Remarques de Régis Crosnier :

– 1 – Quand l’auteur fait allusion à la « Grande-Chaumière », est-ce au bal de la Grande-Chaumière qui se trouvait au sud de la ville de Paris non loin de la barrière du Maine, actuellement à la hauteur des n° 112 à 136 du boulevard Montparnasse ?

– 2 – Quand Maxime Gaucher écrit : « J’ai dit au fumier : Tu es mon père ; à la vermine : Tu es ma mère et ma sœur ! », ces expressions sont en relation avec l’épigraphe que Maurice Rollinat a mise en tête de son livre : « Putredini dixi : Pater meus es ; / Mater mea et soror mea, vermibus. / Job ». Il s’agit du verset 14 dans le chapitre 17 du Livre de Job dans la Bible.

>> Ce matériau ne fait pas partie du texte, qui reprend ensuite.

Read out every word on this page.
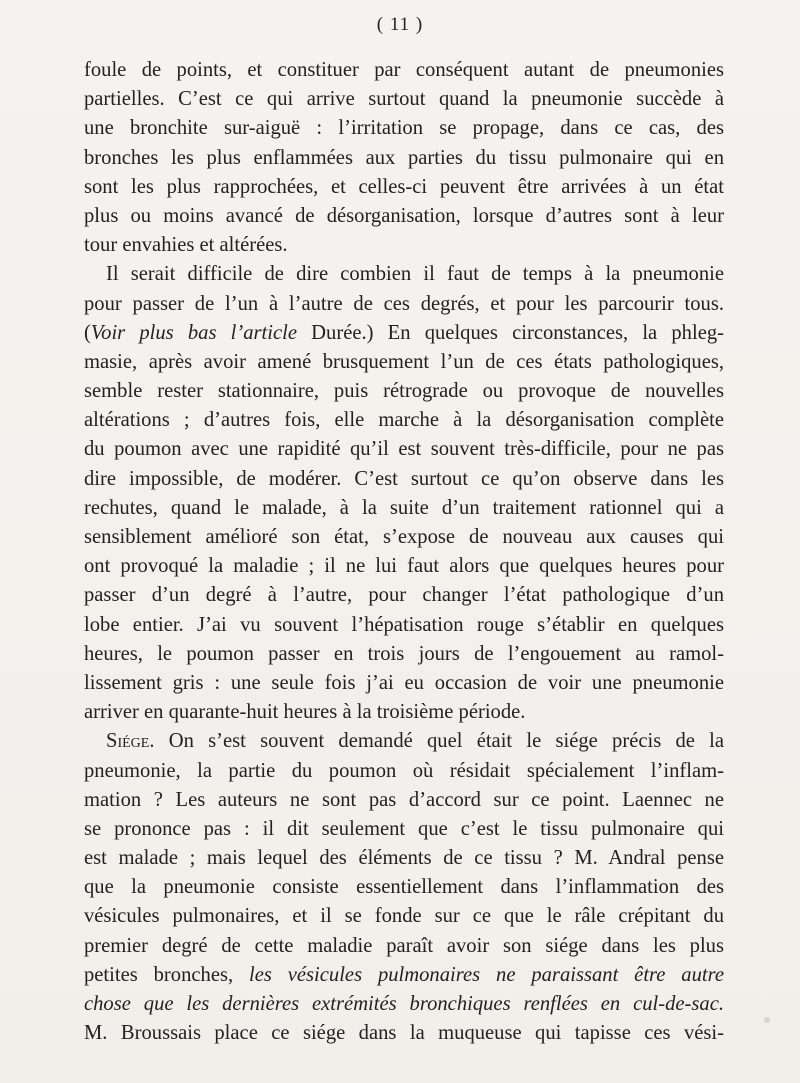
( 11 )
foule de points, et constituer par conséquent autant de pneumonies
partielles. C’est ce qui arrive surtout quand la pneumonie succède à
une bronchite sur-aiguë : l’irritation se propage, dans ce cas, des
bronches les plus enflammées aux parties du tissu pulmonaire qui en
sont les plus rapprochées, et celles-ci peuvent être arrivées à un état
plus ou moins avancé de désorganisation, lorsque d’autres sont à leur
tour envahies et altérées.
Il serait difficile de dire combien il faut de temps à la pneumonie
pour passer de l’un à l’autre de ces degrés, et pour les parcourir tous.
(Voir plus bas l’article Durée.) En quelques circonstances, la phleg-
masie, après avoir amené brusquement l’un de ces états pathologiques,
semble rester stationnaire, puis rétrograde ou provoque de nouvelles
altérations ; d’autres fois, elle marche à la désorganisation complète
du poumon avec une rapidité qu’il est souvent très-difficile, pour ne pas
dire impossible, de modérer. C’est surtout ce qu’on observe dans les
rechutes, quand le malade, à la suite d’un traitement rationnel qui a
sensiblement amélioré son état, s’expose de nouveau aux causes qui
ont provoqué la maladie ; il ne lui faut alors que quelques heures pour
passer d’un degré à l’autre, pour changer l’état pathologique d’un
lobe entier. J’ai vu souvent l’hépatisation rouge s’établir en quelques
heures, le poumon passer en trois jours de l’engouement au ramol-
lissement gris : une seule fois j’ai eu occasion de voir une pneumonie
arriver en quarante-huit heures à la troisième période.
Siége. On s’est souvent demandé quel était le siége précis de la
pneumonie, la partie du poumon où résidait spécialement l’inflam-
mation ? Les auteurs ne sont pas d’accord sur ce point. Laennec ne
se prononce pas : il dit seulement que c’est le tissu pulmonaire qui
est malade ; mais lequel des éléments de ce tissu ? M. Andral pense
que la pneumonie consiste essentiellement dans l’inflammation des
vésicules pulmonaires, et il se fonde sur ce que le râle crépitant du
premier degré de cette maladie paraît avoir son siége dans les plus
petites bronches, les vésicules pulmonaires ne paraissant être autre
chose que les dernières extrémités bronchiques renflées en cul-de-sac.
M. Broussais place ce siége dans la muqueuse qui tapisse ces vési-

On trouve les expressions suivantes selon les traductions : « Je crie à la fosse : Tu es mon père ! Et aux vers : Vous êtes ma mère et ma sœur ! » (https://www.info-bible.org/), ou « J’ai dit à la pourriture : Tu es mon père ; et aux vers : Vous êtes ma mère et ma sœur. » (https://www.magnificat.ca/), ou encore « appeler la fosse "mon père", la vermine "ma mère et ma sœur" » (https://www.aelf.org/bible/).

– 3 – À de nombreuses reprises, l’auteur met en relation les poèmes du livre Les Névroses avec le cabaret Le Chat-Noir. Or, Rodolphe Salis a ouvert son établissement fin novembre 1881, et il est vraisemblable qu’à cette époque tous les poèmes du livre étaient déjà écrits et le livre déjà composé, car c’est en août 1882 que Maurice Rollinat a signé le contrat d’édition avec l’éditeur Charpentier.